On October 9, 2019, the Centers for Medicare and Medicaid Services (CMS) and the Department of Health and Human Services Office of Inspector General (OIG) issued long-awaited proposed changes “to modernize and clarify the regulations that interpret” the Physician Self-Referral Law (Stark Law) and the federal Anti-Kickback Statute (AKS).
CMS and OIG are expected to finalize these proposed changes in 2020. These changes are anticipated to clarify and simplify the process that entities use to understand if their physician arrangements are in compliance with both regulations. Providers should be prepared to evaluate and update their arrangements as necessary to ensure they follow CMS and OIG’s suit in a move towards a value-based care system.
CMS’ proposed rule:
- includes new exceptions for value-based arrangements, donations of cybersecurity technology
- provides guidance on how to determine whether compensation paid to a physician is fair market value
- provides “clarity and guidance” on technical compliance requirements that are intended to reduce administrative burden
- solicits comments about price transparency in the context of the Stark Law and whether to require cost-of-care information at the point of a referral for an item or service
OIG’s proposed rule includes:
- six new AKS safe harbors (three of which are for value-based arrangements)
- modifications to four existing AKS safe harbors
- a codification of the statutory exception to the AKS definition of “remuneration” related to ACO Beneficiary Incentive Programs for Medicare Shared Savings Programs
- an amendment to the definition of “remuneration” in the Beneficiary Inducement Civil Monetary Penalty rules related to an exception for telehealth technologies furnished to certain in-home dialysis patients
Bricker & Eckler published a series of articles summarizing many of the proposed changes to the regulations, which are linked below.
Key Stark Law definitions
CMS’ proposed changes to the regulations interpreting the Stark Law include bright-line rules to clarify several key terms used in the Stark Law exceptions. Specifically, CMS proposes changes to the terms “commercial reasonableness,” “takes into account the volume or value of referrals or other business generated,” and “fair market value.”
Scope and application of Stark Law regulations
CMS is proposing to recalibrate the scope and application of the Stark Law regulations. These clarifications provide helpful insight into how CMS interprets the Stark Law and, in some instances, proposes to modify the existing regulations.
Profit shares for group practices
CMS proposed changes to the special rules for profit shares and productivity bonuses paid by group practices to physicians.
Donation of EHR and cybersecurity technology/services
OIG and CMS have both proposed modifications to the existing AKS safe harbor and Stark Law exception for the donation of electronic health records (EHR) items and services. The agencies have also proposed a new safe harbor and new exception for donations of cybersecurity technology and services.

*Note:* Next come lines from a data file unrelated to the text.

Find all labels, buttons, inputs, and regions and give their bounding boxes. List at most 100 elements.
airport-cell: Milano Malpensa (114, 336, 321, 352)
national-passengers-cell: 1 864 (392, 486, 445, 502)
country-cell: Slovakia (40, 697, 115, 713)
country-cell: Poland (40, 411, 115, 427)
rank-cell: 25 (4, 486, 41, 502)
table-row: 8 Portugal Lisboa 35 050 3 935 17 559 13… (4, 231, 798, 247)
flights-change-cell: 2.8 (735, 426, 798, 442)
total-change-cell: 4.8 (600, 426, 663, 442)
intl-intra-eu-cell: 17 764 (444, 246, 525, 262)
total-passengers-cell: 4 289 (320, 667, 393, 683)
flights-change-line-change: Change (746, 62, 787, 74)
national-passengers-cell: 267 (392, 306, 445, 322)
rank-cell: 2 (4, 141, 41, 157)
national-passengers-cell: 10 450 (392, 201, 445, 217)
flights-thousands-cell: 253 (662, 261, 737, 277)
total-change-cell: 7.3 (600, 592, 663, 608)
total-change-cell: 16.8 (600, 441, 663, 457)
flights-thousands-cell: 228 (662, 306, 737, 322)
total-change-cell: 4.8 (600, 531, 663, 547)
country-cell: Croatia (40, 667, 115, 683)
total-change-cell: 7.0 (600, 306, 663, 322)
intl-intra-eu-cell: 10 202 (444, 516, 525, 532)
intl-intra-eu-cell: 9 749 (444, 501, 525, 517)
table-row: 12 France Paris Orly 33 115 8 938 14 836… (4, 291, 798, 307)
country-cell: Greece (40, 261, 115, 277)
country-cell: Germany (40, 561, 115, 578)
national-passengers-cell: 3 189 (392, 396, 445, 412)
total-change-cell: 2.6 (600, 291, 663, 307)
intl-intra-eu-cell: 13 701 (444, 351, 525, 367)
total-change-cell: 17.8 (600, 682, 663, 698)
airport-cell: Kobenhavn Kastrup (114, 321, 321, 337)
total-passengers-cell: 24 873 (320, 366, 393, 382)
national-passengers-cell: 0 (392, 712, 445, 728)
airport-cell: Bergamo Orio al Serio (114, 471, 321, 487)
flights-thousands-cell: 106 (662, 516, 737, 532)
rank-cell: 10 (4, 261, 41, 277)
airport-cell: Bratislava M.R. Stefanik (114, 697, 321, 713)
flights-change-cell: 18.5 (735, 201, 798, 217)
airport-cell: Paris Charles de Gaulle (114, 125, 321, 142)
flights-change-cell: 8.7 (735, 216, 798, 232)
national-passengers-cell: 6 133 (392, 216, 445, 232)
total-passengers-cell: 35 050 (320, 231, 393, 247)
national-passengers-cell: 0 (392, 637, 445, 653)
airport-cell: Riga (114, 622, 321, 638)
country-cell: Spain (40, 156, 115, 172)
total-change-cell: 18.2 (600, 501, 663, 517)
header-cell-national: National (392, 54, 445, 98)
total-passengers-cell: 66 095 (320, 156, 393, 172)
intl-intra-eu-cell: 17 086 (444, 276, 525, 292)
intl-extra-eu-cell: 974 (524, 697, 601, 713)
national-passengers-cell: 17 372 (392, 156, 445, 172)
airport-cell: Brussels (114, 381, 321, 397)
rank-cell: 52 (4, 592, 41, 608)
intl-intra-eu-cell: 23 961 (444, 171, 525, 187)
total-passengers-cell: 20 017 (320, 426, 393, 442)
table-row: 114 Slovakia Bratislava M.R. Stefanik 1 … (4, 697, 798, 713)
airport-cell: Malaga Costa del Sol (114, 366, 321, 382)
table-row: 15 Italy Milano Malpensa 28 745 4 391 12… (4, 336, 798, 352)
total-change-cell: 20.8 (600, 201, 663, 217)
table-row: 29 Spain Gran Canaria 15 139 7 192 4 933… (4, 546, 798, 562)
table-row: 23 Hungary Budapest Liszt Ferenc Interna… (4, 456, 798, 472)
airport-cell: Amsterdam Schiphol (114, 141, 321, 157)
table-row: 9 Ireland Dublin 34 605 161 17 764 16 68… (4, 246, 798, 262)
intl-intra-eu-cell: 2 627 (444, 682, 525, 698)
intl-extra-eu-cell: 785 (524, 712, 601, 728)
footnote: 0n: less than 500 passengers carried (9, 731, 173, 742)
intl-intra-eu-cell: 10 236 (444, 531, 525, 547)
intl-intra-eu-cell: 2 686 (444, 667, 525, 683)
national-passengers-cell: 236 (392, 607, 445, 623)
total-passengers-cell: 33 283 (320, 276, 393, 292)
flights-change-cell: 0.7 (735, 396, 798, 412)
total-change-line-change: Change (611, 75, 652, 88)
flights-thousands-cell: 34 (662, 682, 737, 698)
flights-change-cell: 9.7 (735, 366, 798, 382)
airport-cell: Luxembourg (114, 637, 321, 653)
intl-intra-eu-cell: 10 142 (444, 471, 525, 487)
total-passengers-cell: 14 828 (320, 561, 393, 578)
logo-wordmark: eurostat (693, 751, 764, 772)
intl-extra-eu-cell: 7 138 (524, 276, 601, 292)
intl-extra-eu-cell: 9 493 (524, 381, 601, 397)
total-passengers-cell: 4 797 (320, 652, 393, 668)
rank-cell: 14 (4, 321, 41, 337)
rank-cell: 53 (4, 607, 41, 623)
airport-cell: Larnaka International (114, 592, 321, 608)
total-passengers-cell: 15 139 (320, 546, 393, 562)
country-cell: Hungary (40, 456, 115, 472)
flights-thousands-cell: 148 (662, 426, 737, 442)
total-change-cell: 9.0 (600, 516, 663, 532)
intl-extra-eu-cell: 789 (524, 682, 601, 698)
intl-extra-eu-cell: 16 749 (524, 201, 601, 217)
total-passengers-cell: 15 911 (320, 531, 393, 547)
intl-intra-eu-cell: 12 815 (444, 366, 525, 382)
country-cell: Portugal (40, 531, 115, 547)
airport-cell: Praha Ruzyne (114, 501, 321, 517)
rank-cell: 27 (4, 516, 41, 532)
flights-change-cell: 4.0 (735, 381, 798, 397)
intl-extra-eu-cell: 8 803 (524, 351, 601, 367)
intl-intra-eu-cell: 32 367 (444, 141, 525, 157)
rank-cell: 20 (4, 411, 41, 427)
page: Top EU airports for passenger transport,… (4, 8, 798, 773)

Value-based care exceptions
CMS has proposed three new compensation exceptions for direct and indirect value-based arrangements: full financial risk exception, meaningful downside financial risk exception and value-based arrangements exception. OIG also has proposed three new safe harbors: full financial risk safe harbor, substantial downside financial risk safe harbor and care coordination safe harbor.
Correcting administrative and operational errors
CMS has proposed clarifications addressing whether mistaken payments of excess or insufficient compensation that differ from the amount indicated in the written agreement result in noncompliance. It has also clarified how certain administrative and operational mistakes can be resolved.
Anti-Kickback Statute safe harbors
OIG has proposed changes to the AKS’s regulatory safe harbors, including the personal services and management contracts safe harbor, warranty safe harbor and local transportation safe harbor.
Limited remuneration to a physician
CMS has proposed a new exception for limited remuneration to a physician. This exception is designed to offer protection for certain non-abusive arrangements that cannot satisfy existing Stark Law exceptions due to reasons including the dollar limit, documentation, signature and/or the “set in advance” requirement.